Rabu, 13/11/2013 - 18:14, JAKARTA,(PRLM).- Tenaga profesional Lemhanas Mayjen TNI (Purn) I Putu Sastra mengakui jika selama ini ada tata kelola negara yang salah, sehingga terjadi tumpang-tindih dan ketidaksingkronan dalam penyelenggaraan negara. Untuk itu Lemhanas sebagai pemegang ruh Pancasila terus mengkaji tentang sistem kelola dan ketahanan negara.
“Selama ini Lemhanas tak mengalergikan Pancasila, karena Pancasila merupakan ruh dari bangsa ini. Karena itu setelah mencermati perjalanan bangsa ini, Lemhanas terus melakukan kajian tata negara termasuk mengakomodir aspirasi tentang perlunya GBHN, MPR RI sebagai lembaga tinggi negara dan lainnya,” tegas I Putu Sastra dalam dialog “Menata ulang sistem bernegara’ bersama Mayjen TNI (purn) I Putu Sastra, pengamat politik Yudi Latief, dan Ketua BK DPD RI AM Fatwa di Gedung DPD/MPR RI Jakarta, Rabu (13/11/2013).
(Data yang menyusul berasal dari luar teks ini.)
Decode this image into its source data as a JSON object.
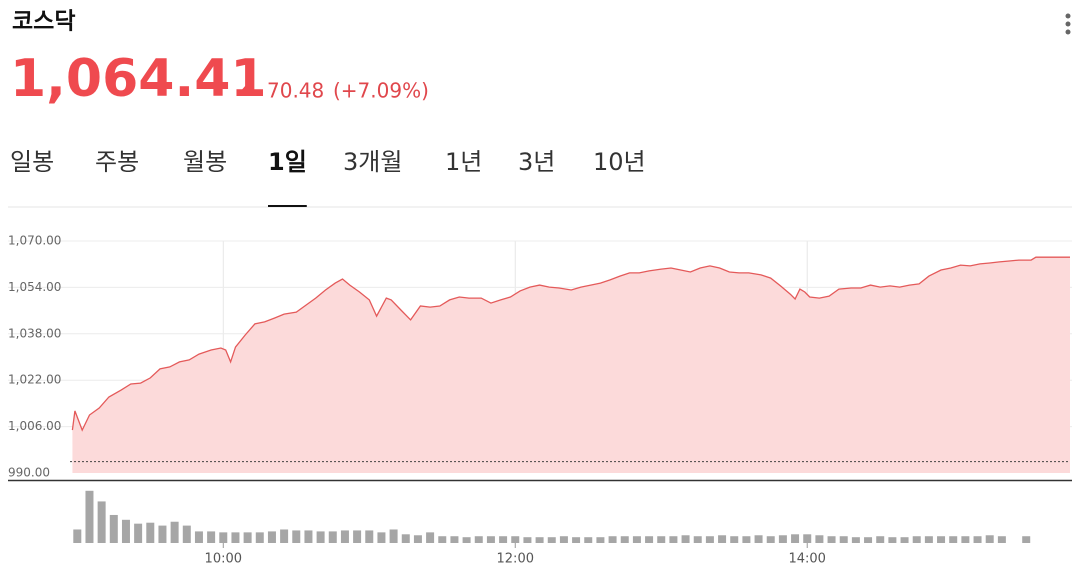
{
  "header": {
    "title": "코스닥",
    "price": "1,064.41",
    "change": "70.48",
    "change_pct": "(+7.09%)"
  },
  "tabs": [
    "일봉",
    "주봉",
    "월봉",
    "1일",
    "3개월",
    "1년",
    "3년",
    "10년"
  ],
  "active_tab": 3,
  "chart_data": [
    {
      "type": "area",
      "color": "#e45a5a",
      "fill": "#fcdada",
      "grid": true,
      "reference_line": 993.93,
      "x": [
        538,
        539,
        542,
        545,
        549,
        553,
        558,
        562,
        566,
        570,
        574,
        578,
        582,
        586,
        590,
        595,
        599,
        601,
        603,
        605,
        609,
        613,
        617,
        621,
        625,
        630,
        634,
        638,
        642,
        646,
        649,
        652,
        656,
        660,
        663,
        667,
        669,
        673,
        677,
        681,
        685,
        689,
        693,
        697,
        701,
        706,
        710,
        714,
        718,
        722,
        726,
        730,
        734,
        738,
        743,
        747,
        751,
        755,
        759,
        763,
        767,
        771,
        775,
        780,
        784,
        788,
        792,
        796,
        800,
        804,
        808,
        812,
        816,
        821,
        825,
        829,
        833,
        835,
        837,
        839,
        841,
        845,
        849,
        853,
        858,
        862,
        866,
        870,
        874,
        878,
        882,
        886,
        890,
        895,
        899,
        903,
        907,
        911,
        915,
        919,
        923,
        927,
        932,
        934,
        948
      ],
      "values": [
        1004.8,
        1011.4,
        1004.8,
        1010,
        1012.4,
        1016.2,
        1018.6,
        1020.7,
        1021,
        1022.8,
        1025.9,
        1026.6,
        1028.3,
        1029,
        1031,
        1032.4,
        1033.1,
        1032.4,
        1028.3,
        1033.4,
        1037.6,
        1041.4,
        1042.1,
        1043.4,
        1044.8,
        1045.5,
        1047.9,
        1050.3,
        1053.1,
        1055.5,
        1056.9,
        1054.8,
        1052.4,
        1049.7,
        1044.1,
        1050.3,
        1049.7,
        1046.2,
        1042.8,
        1047.6,
        1047.2,
        1047.6,
        1049.7,
        1050.7,
        1050.3,
        1050.3,
        1048.6,
        1049.7,
        1050.7,
        1052.8,
        1054.1,
        1054.8,
        1054.1,
        1053.8,
        1053.1,
        1054.1,
        1054.8,
        1055.5,
        1056.6,
        1057.9,
        1059,
        1059,
        1059.7,
        1060.3,
        1060.7,
        1060,
        1059.3,
        1060.7,
        1061.4,
        1060.7,
        1059.3,
        1059,
        1059,
        1058.3,
        1057.2,
        1054.5,
        1051.7,
        1050,
        1053.4,
        1052.4,
        1050.7,
        1050.3,
        1051,
        1053.4,
        1053.8,
        1053.8,
        1054.8,
        1054.1,
        1054.5,
        1054.1,
        1054.8,
        1055.2,
        1057.9,
        1060,
        1060.7,
        1061.7,
        1061.4,
        1062.1,
        1062.4,
        1062.8,
        1063.1,
        1063.4,
        1063.4,
        1064.4,
        1064.4
      ],
      "xlim": [
        537,
        948
      ],
      "ylim": [
        990,
        1070
      ],
      "yticks": [
        {
          "value": 990,
          "label": "990.00"
        },
        {
          "value": 1006,
          "label": "1,006.00"
        },
        {
          "value": 1022,
          "label": "1,022.00"
        },
        {
          "value": 1038,
          "label": "1,038.00"
        },
        {
          "value": 1054,
          "label": "1,054.00"
        },
        {
          "value": 1070,
          "label": "1,070.00"
        }
      ]
    },
    {
      "type": "bar",
      "color": "#a6a6a6",
      "x": [
        540,
        545,
        550,
        555,
        560,
        565,
        570,
        575,
        580,
        585,
        590,
        595,
        600,
        605,
        610,
        615,
        620,
        625,
        630,
        635,
        640,
        645,
        650,
        655,
        660,
        665,
        670,
        675,
        680,
        685,
        690,
        695,
        700,
        705,
        710,
        715,
        720,
        725,
        730,
        735,
        740,
        745,
        750,
        755,
        760,
        765,
        770,
        775,
        780,
        785,
        790,
        795,
        800,
        805,
        810,
        815,
        820,
        825,
        830,
        835,
        840,
        845,
        850,
        855,
        860,
        865,
        870,
        875,
        880,
        885,
        890,
        895,
        900,
        905,
        910,
        915,
        920,
        930
      ],
      "values": [
        14,
        54,
        43,
        29,
        24,
        20,
        21,
        18,
        22,
        18,
        12,
        12,
        11,
        11,
        11,
        11,
        12,
        14,
        13,
        13,
        12,
        12,
        13,
        13,
        13,
        11,
        14,
        9,
        8,
        11,
        7,
        7,
        6,
        7,
        7,
        7,
        7,
        6,
        6,
        6,
        7,
        6,
        6,
        6,
        7,
        7,
        7,
        7,
        7,
        7,
        8,
        7,
        7,
        8,
        7,
        7,
        8,
        7,
        8,
        9,
        9,
        8,
        7,
        7,
        6,
        6,
        7,
        6,
        6,
        7,
        7,
        7,
        7,
        7,
        7,
        8,
        7,
        7
      ],
      "xlim": [
        537,
        948
      ],
      "ylim": [
        0,
        60
      ],
      "xticks": [
        {
          "value": 600,
          "label": "10:00"
        },
        {
          "value": 720,
          "label": "12:00"
        },
        {
          "value": 840,
          "label": "14:00"
        }
      ]
    }
  ]
}
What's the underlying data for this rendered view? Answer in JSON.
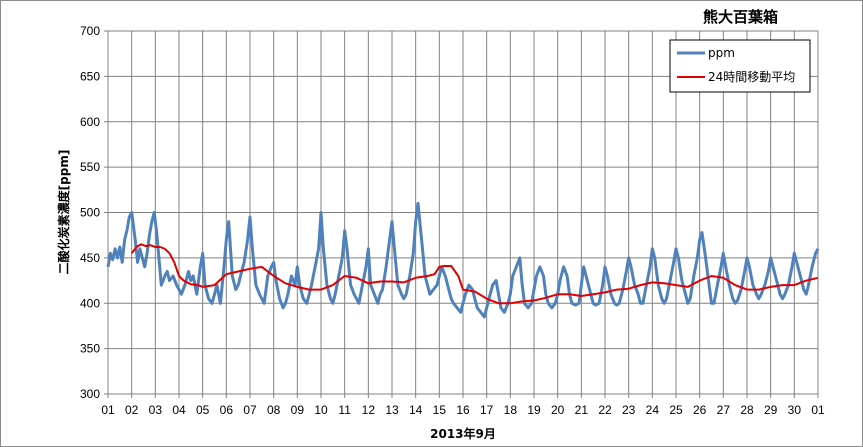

Putu Sastra mantan pengawal Presiden KH Abdurrahman Wahid (Gus Dur) mengatakan, di Lemhanas ada enam hal mendasar yang menjadi pegangan dan kajian Lembahanas, yaitu pembukaan UUD 1945 yang meliputi wawasan nusantara, Bhinneka Tunggal Ika dengan segala kulturalnya sebelum dan sesudah Indoensia merdeka. Kedua, lembaga ketahanan nasional.
Ketiga, jembatan emas seperti dimaksud dalam pembukaan UUD 1945 yaitu kemerdekaan, NKRI. Keempat, kewaspadaan nasional yang meliputi sistem kepemimpinan nasional dan lain-lain, kelima, Pancasila untuk mengukur ketahanan nasional melalui potensi kekayaan di daerah, dan hirarki, struktur sistem ketatanegaraan.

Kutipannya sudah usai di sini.